A new approach to a routine blood test could predict a 30-year risk of heart disease, research published Saturday in New England Journal of Medicine found.
Doctors have long assessed their patients’ risk of cardiovascular disease by using a blood test to monitor cholesterol levels, focusing particularly on LDL or “bad” cholesterol. But limiting blood tests to only cholesterol misses important — and usually silent — risk factors, experts say.
“We have other biomarkers that tell us about other kinds of biological problems that our patients who are destined to have cardiovascular disease are likely to have,” said lead study author Dr. Paul Ridker, director of the Center for Cardiovascular Disease Prevention at Brigham and Women’s. Boston Hospital.
Ridker and his team discovered that in addition to LDL cholesterol, there are two other markers — a type of fat in the blood called lipoprotein (a) or Lp (a), and an indicator of inflammation—are important predictors of a person’s risk infarctstroke and coronary heart disease.
The findings were also presented on Saturday at the European Society of Cardiology 2024 Congress in London.
In the study, researchers analyzed data from nearly 30,000 American women who were part of Women’s Health Study. On average, the women were 55 years old when they enrolled between 1992 and 1995. About 13% — about 3,600 participants — had either a heart attack or stroke, had surgery to repair a narrowed or blocked artery, or died of heart disease. for 30 years of follow-up.
Although the research was conducted on women, Ridker said the findings would likely apply to men as well.
Still, the focus on women was intentional, he said. “This is a largely preventable disease, but women tend to be undertreated and underdiagnosed.”
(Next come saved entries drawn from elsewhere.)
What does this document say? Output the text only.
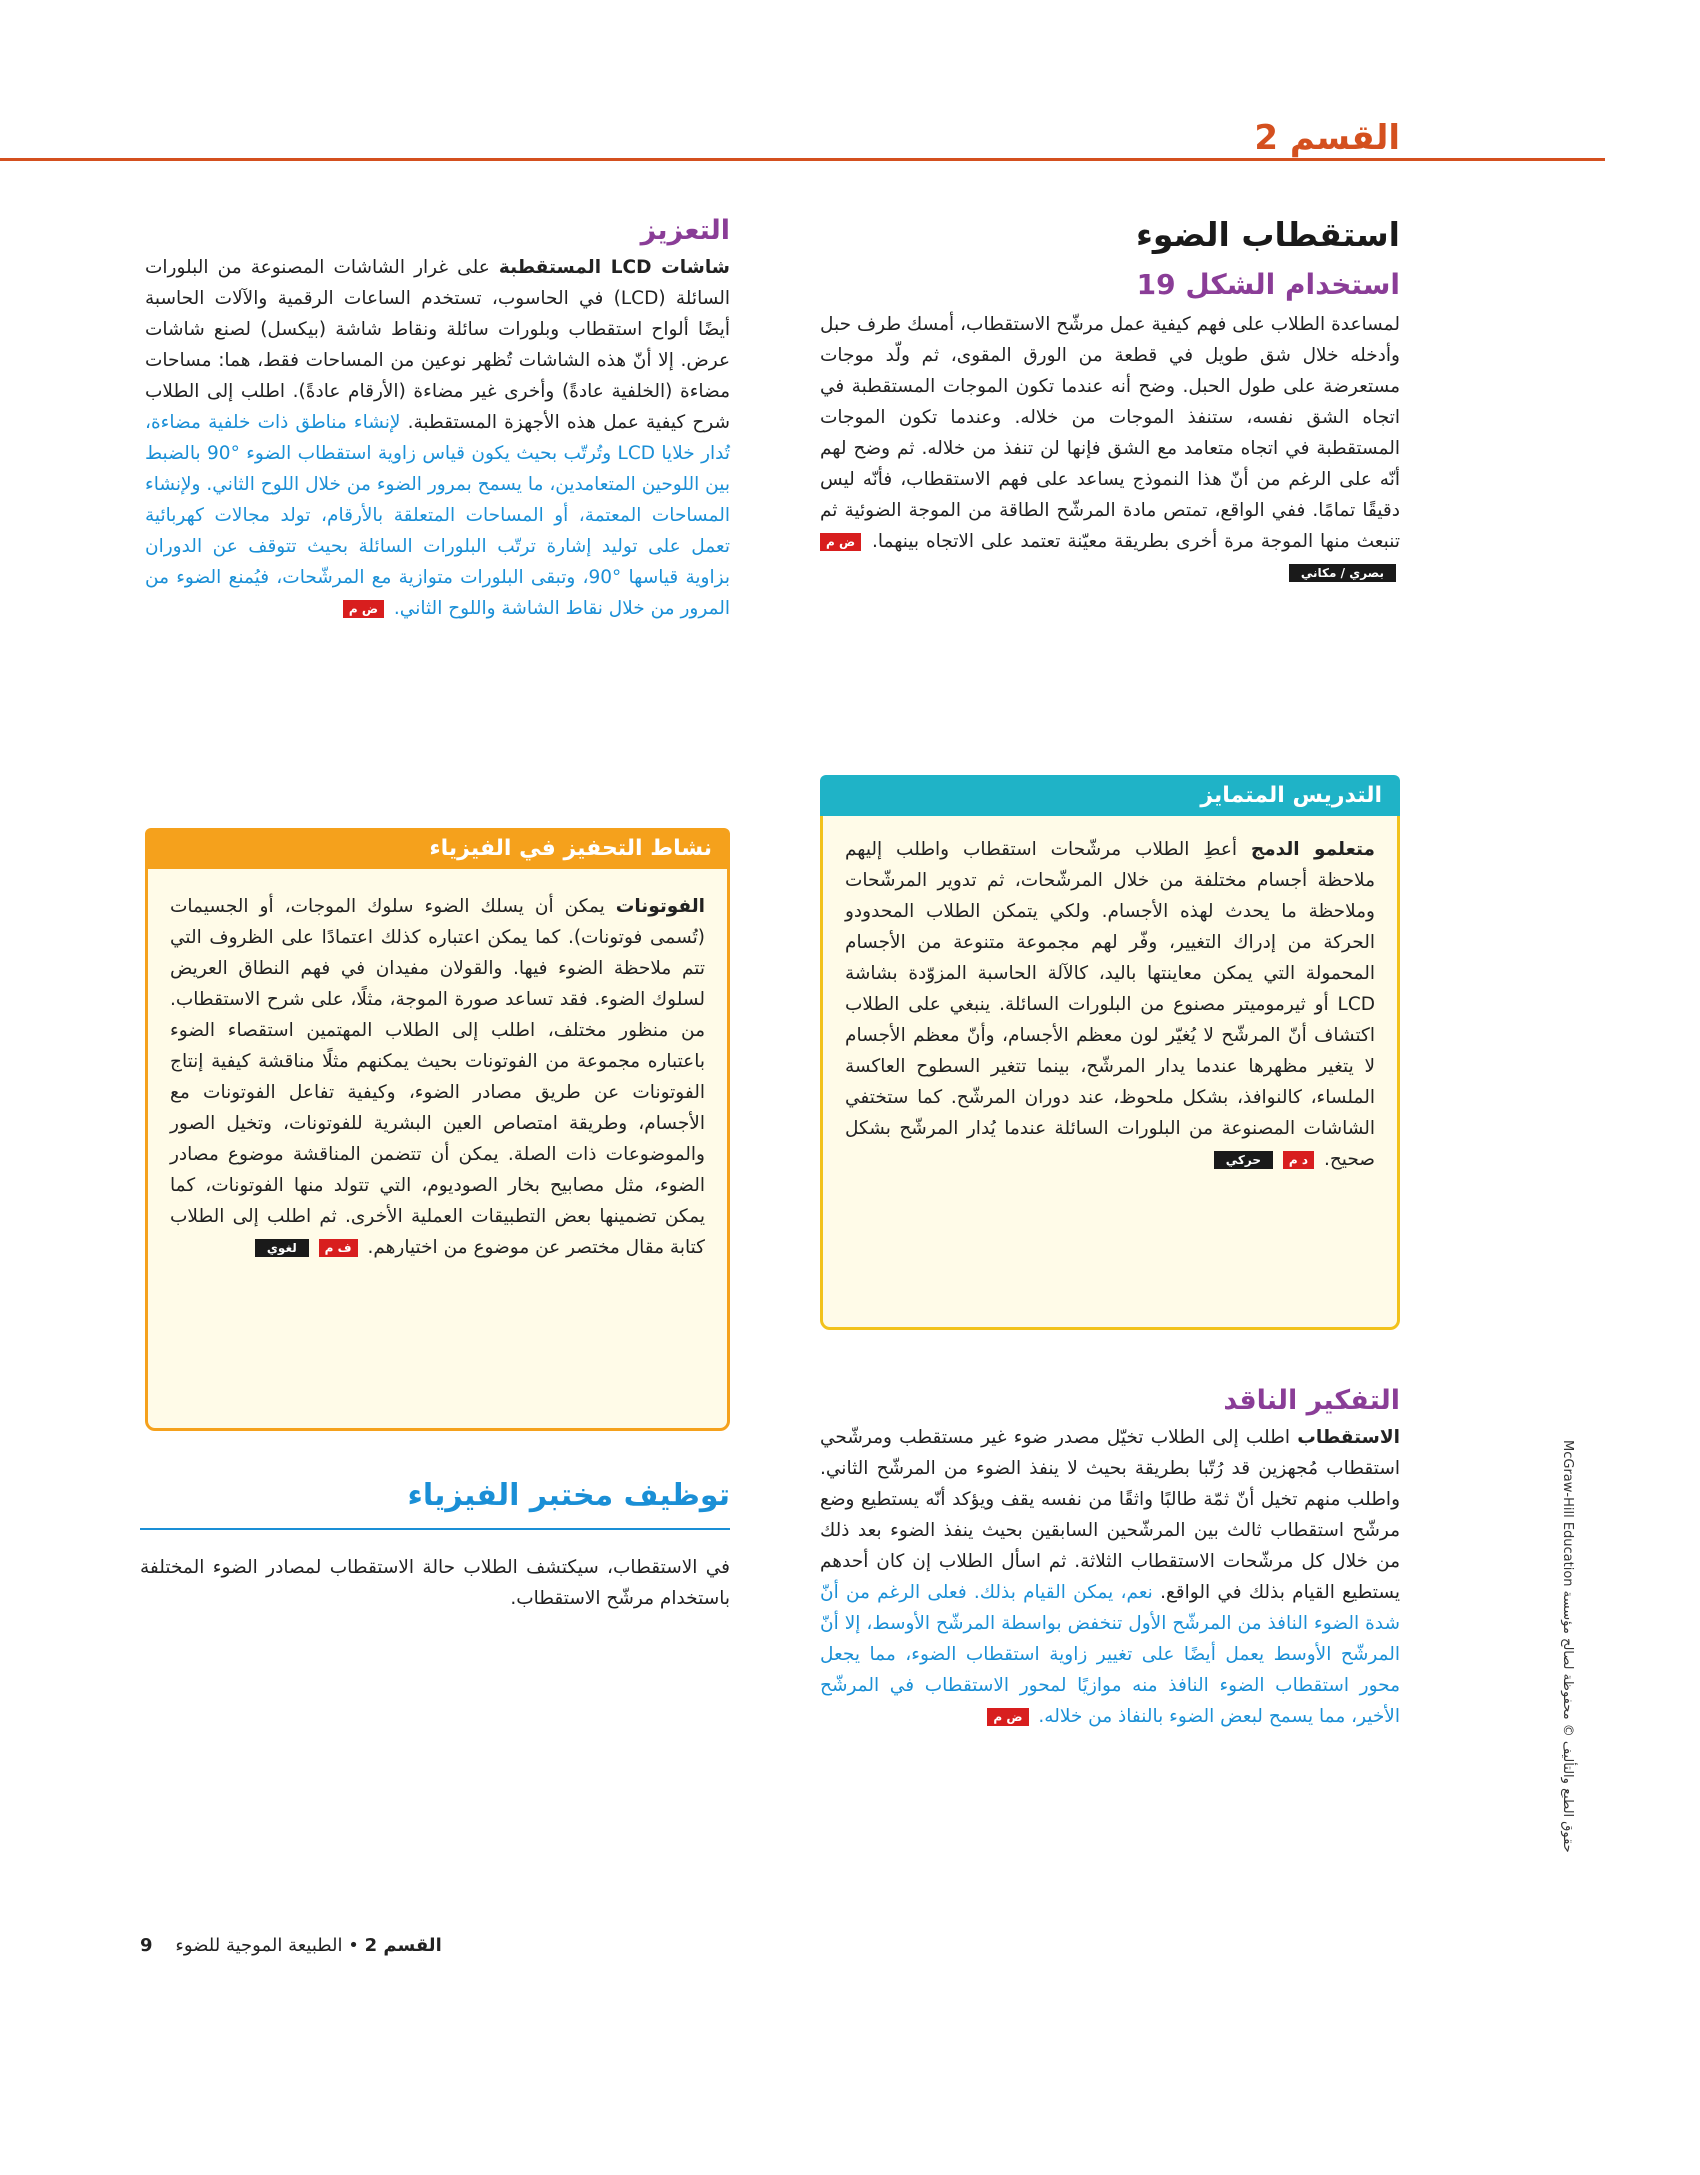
القسم 2
استقطاب الضوء
استخدام الشكل 19

لمساعدة الطلاب على فهم كيفية عمل مرشّح الاستقطاب، أمسك طرف حبل وأدخله خلال شق طويل في قطعة من الورق المقوى، ثم ولّد موجات مستعرضة على طول الحبل. وضح أنه عندما تكون الموجات المستقطبة في اتجاه الشق نفسه، ستنفذ الموجات من خلاله. وعندما تكون الموجات المستقطبة في اتجاه متعامد مع الشق فإنها لن تنفذ من خلاله. ثم وضح لهم أنّه على الرغم من أنّ هذا النموذج يساعد على فهم الاستقطاب، فأنّه ليس دقيقًا تمامًا. ففي الواقع، تمتص مادة المرشّح الطاقة من الموجة الضوئية ثم تنبعث منها الموجة مرة أخرى بطريقة معيّنة تعتمد على الاتجاه بينهما. ض م بصري / مكاني

التدريس المتمايز

متعلمو الدمج أعطِ الطلاب مرشّحات استقطاب واطلب إليهم ملاحظة أجسام مختلفة من خلال المرشّحات، ثم تدوير المرشّحات وملاحظة ما يحدث لهذه الأجسام. ولكي يتمكن الطلاب المحدودو الحركة من إدراك التغيير، وفّر لهم مجموعة متنوعة من الأجسام المحمولة التي يمكن معاينتها باليد، كالآلة الحاسبة المزوّدة بشاشة LCD أو ثيرموميتر مصنوع من البلورات السائلة. ينبغي على الطلاب اكتشاف أنّ المرشّح لا يُغيّر لون معظم الأجسام، وأنّ معظم الأجسام لا يتغير مظهرها عندما يدار المرشّح، بينما تتغير السطوح العاكسة الملساء، كالنوافذ، بشكل ملحوظ، عند دوران المرشّح. كما ستختفي الشاشات المصنوعة من البلورات السائلة عندما يُدار المرشّح بشكل صحيح. د م حركي

التفكير الناقد

الاستقطاب اطلب إلى الطلاب تخيّل مصدر ضوء غير مستقطب ومرشّحي استقطاب مُجهزين قد رُتّبا بطريقة بحيث لا ينفذ الضوء من المرشّح الثاني. واطلب منهم تخيل أنّ ثمّة طالبًا واثقًا من نفسه يقف ويؤكد أنّه يستطيع وضع مرشّح استقطاب ثالث بين المرشّحين السابقين بحيث ينفذ الضوء بعد ذلك من خلال كل مرشّحات الاستقطاب الثلاثة. ثم اسأل الطلاب إن كان أحدهم يستطيع القيام بذلك في الواقع. نعم، يمكن القيام بذلك. فعلى الرغم من أنّ شدة الضوء النافذ من المرشّح الأول تنخفض بواسطة المرشّح الأوسط، إلا أنّ المرشّح الأوسط يعمل أيضًا على تغيير زاوية استقطاب الضوء، مما يجعل محور استقطاب الضوء النافذ منه موازيًا لمحور الاستقطاب في المرشّح الأخير، مما يسمح لبعض الضوء بالنفاذ من خلاله. ض م

التعزيز

شاشات LCD المستقطبة على غرار الشاشات المصنوعة من البلورات السائلة (LCD) في الحاسوب، تستخدم الساعات الرقمية والآلات الحاسبة أيضًا ألواح استقطاب وبلورات سائلة ونقاط شاشة (بيكسل) لصنع شاشات عرض. إلا أنّ هذه الشاشات تُظهر نوعين من المساحات فقط، هما: مساحات مضاءة (الخلفية عادةً) وأخرى غير مضاءة (الأرقام عادةً). اطلب إلى الطلاب شرح كيفية عمل هذه الأجهزة المستقطبة. لإنشاء مناطق ذات خلفية مضاءة، تُدار خلايا LCD وتُرتّب بحيث يكون قياس زاوية استقطاب الضوء °90 بالضبط بين اللوحين المتعامدين، ما يسمح بمرور الضوء من خلال اللوح الثاني. ولإنشاء المساحات المعتمة، أو المساحات المتعلقة بالأرقام، تولد مجالات كهربائية تعمل على توليد إشارة ترتّب البلورات السائلة بحيث تتوقف عن الدوران بزاوية قياسها °90، وتبقى البلورات متوازية مع المرشّحات، فيُمنع الضوء من المرور من خلال نقاط الشاشة واللوح الثاني. ض م

نشاط التحفيز في الفيزياء

الفوتونات يمكن أن يسلك الضوء سلوك الموجات، أو الجسيمات (تُسمى فوتونات). كما يمكن اعتباره كذلك اعتمادًا على الظروف التي تتم ملاحظة الضوء فيها. والقولان مفيدان في فهم النطاق العريض لسلوك الضوء. فقد تساعد صورة الموجة، مثلًا، على شرح الاستقطاب. من منظور مختلف، اطلب إلى الطلاب المهتمين استقصاء الضوء باعتباره مجموعة من الفوتونات بحيث يمكنهم مثلًا مناقشة كيفية إنتاج الفوتونات عن طريق مصادر الضوء، وكيفية تفاعل الفوتونات مع الأجسام، وطريقة امتصاص العين البشرية للفوتونات، وتخيل الصور والموضوعات ذات الصلة. يمكن أن تتضمن المناقشة موضوع مصادر الضوء، مثل مصابيح بخار الصوديوم، التي تتولد منها الفوتونات، كما يمكن تضمينها بعض التطبيقات العملية الأخرى. ثم اطلب إلى الطلاب كتابة مقال مختصر عن موضوع من اختيارهم. ف م لغوي

توظيف مختبر الفيزياء

في الاستقطاب، سيكتشف الطلاب حالة الاستقطاب لمصادر الضوء المختلفة باستخدام مرشّح الاستقطاب.

حقوق الطبع والتأليف © محفوظة لصالح مؤسسة McGraw-Hill Education
القسم 2 • الطبيعة الموجية للضوء    9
All the women had blood tests done at the start of the study to measure their levels of LDL cholesterol, Lp(a) and C-reactive protein, a marker of inflammation in the body.
These measurements, individually and together, appear to predict a woman’s heart health over the next three decades, the study found.
Women with the highest LDL cholesterol levels had 36% higher risk of heart disease compared to those with the lowest levels. The highest Lp(a) levels indicated a 33% increased risk, and those with the highest CRP levels were 70% more at risk of heart disease.
When the three were examined together, women who had the highest levels were 1.5 times more likely to have a stroke and more than three times more likely to develop coronary heart disease over the next 30 years compared to women with the lowest levels.
All the markers were individually associated with a higher risk of heart disease, but “all three represent different biological processes. They tell us why someone is actually at risk,” Ridker said.
Early intervention
Traditional risk factors for heart disease include: obesity, diabetes, high blood pressure and high cholesterol levels. Testing for Lp(a) and CRP may reveal less obvious risk factors.
“You may not have any traditional risk factors, and just by having Lp(a) that high, you’re at higher risk,” said Dr. Rachel Bond, system director of women’s heart health at Dignity Health in Arizona, who was not involved in the study.
Bond said everyone should get tested for Lp(a) at least once in their life. If they are elevated at any point, they will be for life. There is one caveat: Postmenopausal women can develop high Lp(a) and may want to retest their levels at that time, Bond said.
On the other hand, the level of LDL cholesterol and CRP fluctuates throughout a person’s life. Ridker encourages doctors to perform the three-point blood test when patients are in their 30s or 40s to catch potentially overlooked risk factors early when it’s time to intervene.
Although it’s important to exercise, eat well and not smoke, people with already elevated Lp(a), LDL and CRP levels are likely to need medication, said Dr. Steven Nissen, Chief Academic Officer of the Heart, Vascular and Thoracic Institute. Cleveland Clinic, which was not involved in the study.
“We can’t expect lifestyle interventions to be done by most people on their own,” Nissen said.
The study had several limitations that future research can address, including a lack of racial and ethnic diversity, which plays an important role at risk of heart disease. Almost all participants—94%—were white.
Nissen also noted that the study stopped measuring Lp(a) levels once they crossed a certain threshold.
“The highest levels of lipoprotein(a) in this study were not even high enough to reach the clinical threshold at which the patient would be treated,” he said. “Tends to underestimate the risk of lipoprotein (a).”
Dr. Kunihiro Matsushita, a professor of epidemiology at the Johns Hopkins Bloomberg School of Public Health who specializes in cardiology, said that while inflammation is certainly important, “it doesn’t mean that CRP is the best marker for predicting cardiovascular disease risk.”
“The use of three biomarkers is interesting, but the choice of which biomarkers they are can be explored further,” said Matsushita, who was also not involved in the new research.
He added that testing for inflammation, LDL and Lp(a) is especially important for people traditionally considered to be at low risk of heart disease, including women, young people and people of East Asian descent.
Ridker agreed.
“Doctors won’t treat things they don’t measure,” he said.